4. Such Participating Insurance Companies and their agents or
representatives soliciting applications for Variable Products shall be duly and
appropriately licensed, registered or otherwise qualified for the sale of
Variable Products under any applicable insurance laws and any applicable
securities of one or more states or other jurisdictions in which Variable
Products may be lawfully sold. Each such Participating Insurance Company shall
be both registered as a broker-dealer under the Securities Exchange Act and a
member of the NASD. Each such Participating Insurance Company shall agree to
comply with all laws and regulations, whether federal or state, and whether
relating to insurance, securities or other general areas, including but not
limited to the record-keeping and sales supervision requirements of such laws
and regulations.
5. DELIVERY OF DOCUMENTS. The Trust and/or each Fund has furnished the
Distributor with copies of:
(a) Agreement and Declaration of Trust and all amendments thereto
for the Trust (as amended from time to time, the "Declaration of
Trust");
(b) Bylaws and all amendments thereto for the Trust (as amended from
time to time, the "Bylaws"); and
(c) The Trust's registration statement, prospectus and statement of
additional information, then in effect (the "Registration Statement")
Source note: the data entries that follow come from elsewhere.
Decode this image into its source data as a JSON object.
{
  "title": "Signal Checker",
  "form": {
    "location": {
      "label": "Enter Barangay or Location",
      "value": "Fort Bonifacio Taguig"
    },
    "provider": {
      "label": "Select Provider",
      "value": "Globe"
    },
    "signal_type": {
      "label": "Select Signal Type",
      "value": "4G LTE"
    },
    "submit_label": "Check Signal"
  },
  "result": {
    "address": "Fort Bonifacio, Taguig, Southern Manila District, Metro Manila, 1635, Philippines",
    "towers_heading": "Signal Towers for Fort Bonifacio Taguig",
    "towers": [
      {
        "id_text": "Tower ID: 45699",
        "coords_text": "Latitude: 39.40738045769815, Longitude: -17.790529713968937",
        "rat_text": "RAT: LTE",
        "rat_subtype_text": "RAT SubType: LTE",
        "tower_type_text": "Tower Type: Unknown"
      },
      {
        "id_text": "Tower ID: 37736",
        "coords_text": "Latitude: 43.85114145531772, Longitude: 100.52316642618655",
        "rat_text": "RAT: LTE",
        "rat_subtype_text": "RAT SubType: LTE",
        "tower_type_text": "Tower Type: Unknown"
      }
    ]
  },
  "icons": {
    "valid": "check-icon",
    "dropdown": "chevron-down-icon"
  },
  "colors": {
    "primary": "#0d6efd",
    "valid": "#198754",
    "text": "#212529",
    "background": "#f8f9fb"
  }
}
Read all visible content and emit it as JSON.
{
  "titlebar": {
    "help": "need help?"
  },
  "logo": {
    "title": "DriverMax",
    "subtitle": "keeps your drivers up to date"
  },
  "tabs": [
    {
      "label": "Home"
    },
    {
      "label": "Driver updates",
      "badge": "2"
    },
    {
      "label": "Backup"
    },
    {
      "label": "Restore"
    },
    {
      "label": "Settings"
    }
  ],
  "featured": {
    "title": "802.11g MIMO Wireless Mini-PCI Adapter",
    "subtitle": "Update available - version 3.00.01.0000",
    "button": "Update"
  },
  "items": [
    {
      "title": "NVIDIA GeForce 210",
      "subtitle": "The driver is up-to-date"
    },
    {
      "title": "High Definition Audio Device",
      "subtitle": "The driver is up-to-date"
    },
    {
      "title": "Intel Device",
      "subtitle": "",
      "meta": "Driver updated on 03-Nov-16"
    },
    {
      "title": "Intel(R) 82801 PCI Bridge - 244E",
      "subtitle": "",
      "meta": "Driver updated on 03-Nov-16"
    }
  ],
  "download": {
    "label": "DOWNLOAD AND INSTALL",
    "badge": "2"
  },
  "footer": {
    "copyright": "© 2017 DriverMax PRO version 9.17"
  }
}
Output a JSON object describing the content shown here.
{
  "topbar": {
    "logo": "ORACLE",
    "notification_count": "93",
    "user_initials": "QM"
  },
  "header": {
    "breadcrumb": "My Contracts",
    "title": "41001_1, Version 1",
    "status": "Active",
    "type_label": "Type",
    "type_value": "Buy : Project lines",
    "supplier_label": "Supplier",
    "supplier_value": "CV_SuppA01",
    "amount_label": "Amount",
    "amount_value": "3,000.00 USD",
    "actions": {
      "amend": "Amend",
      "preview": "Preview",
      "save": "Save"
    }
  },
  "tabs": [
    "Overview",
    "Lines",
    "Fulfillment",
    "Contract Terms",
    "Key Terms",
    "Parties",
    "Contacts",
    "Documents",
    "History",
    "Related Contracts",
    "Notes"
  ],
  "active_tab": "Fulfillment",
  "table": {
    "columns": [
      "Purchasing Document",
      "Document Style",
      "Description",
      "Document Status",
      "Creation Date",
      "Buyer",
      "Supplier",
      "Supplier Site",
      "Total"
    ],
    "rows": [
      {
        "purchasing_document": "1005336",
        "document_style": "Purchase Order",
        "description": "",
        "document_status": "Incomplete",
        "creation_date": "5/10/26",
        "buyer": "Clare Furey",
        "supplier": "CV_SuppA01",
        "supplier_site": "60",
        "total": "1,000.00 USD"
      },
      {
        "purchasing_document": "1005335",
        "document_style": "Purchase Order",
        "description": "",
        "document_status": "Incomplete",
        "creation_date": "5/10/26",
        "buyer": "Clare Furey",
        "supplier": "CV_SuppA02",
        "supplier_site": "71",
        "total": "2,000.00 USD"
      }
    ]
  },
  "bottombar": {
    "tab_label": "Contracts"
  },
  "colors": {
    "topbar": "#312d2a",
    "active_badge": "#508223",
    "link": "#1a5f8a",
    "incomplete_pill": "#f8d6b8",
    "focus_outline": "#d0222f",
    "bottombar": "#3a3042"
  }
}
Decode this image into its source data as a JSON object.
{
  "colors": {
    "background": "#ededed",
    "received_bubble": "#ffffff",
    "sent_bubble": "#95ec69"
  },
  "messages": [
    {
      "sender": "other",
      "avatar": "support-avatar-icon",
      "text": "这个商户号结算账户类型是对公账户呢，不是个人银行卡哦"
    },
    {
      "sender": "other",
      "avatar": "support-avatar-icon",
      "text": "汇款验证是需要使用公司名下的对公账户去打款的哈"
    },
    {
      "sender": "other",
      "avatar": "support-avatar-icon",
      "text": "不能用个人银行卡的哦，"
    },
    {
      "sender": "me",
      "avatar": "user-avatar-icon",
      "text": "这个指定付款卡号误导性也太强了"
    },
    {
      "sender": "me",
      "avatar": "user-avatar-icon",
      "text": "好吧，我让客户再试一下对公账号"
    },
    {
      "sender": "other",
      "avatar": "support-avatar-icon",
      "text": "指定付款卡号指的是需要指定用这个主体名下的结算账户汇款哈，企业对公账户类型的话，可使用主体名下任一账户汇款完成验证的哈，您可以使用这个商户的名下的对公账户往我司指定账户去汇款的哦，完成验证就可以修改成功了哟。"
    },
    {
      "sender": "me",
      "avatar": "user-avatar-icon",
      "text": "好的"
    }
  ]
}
under the Securities Act of 1933, as amended (the "1933 Act") and the
1940 Act.
From time to time, the Trust will furnish the Distributor with current
copies of all amendments or supplements to the foregoing, if any, and all
documents, notices and reports filed with the Securities and Exchange Commission
(the "SEC") and will make available, upon request, evidence of payment of
registration fees imposed from time to time by the States in which securities of
each Fund are sold by the Distributor.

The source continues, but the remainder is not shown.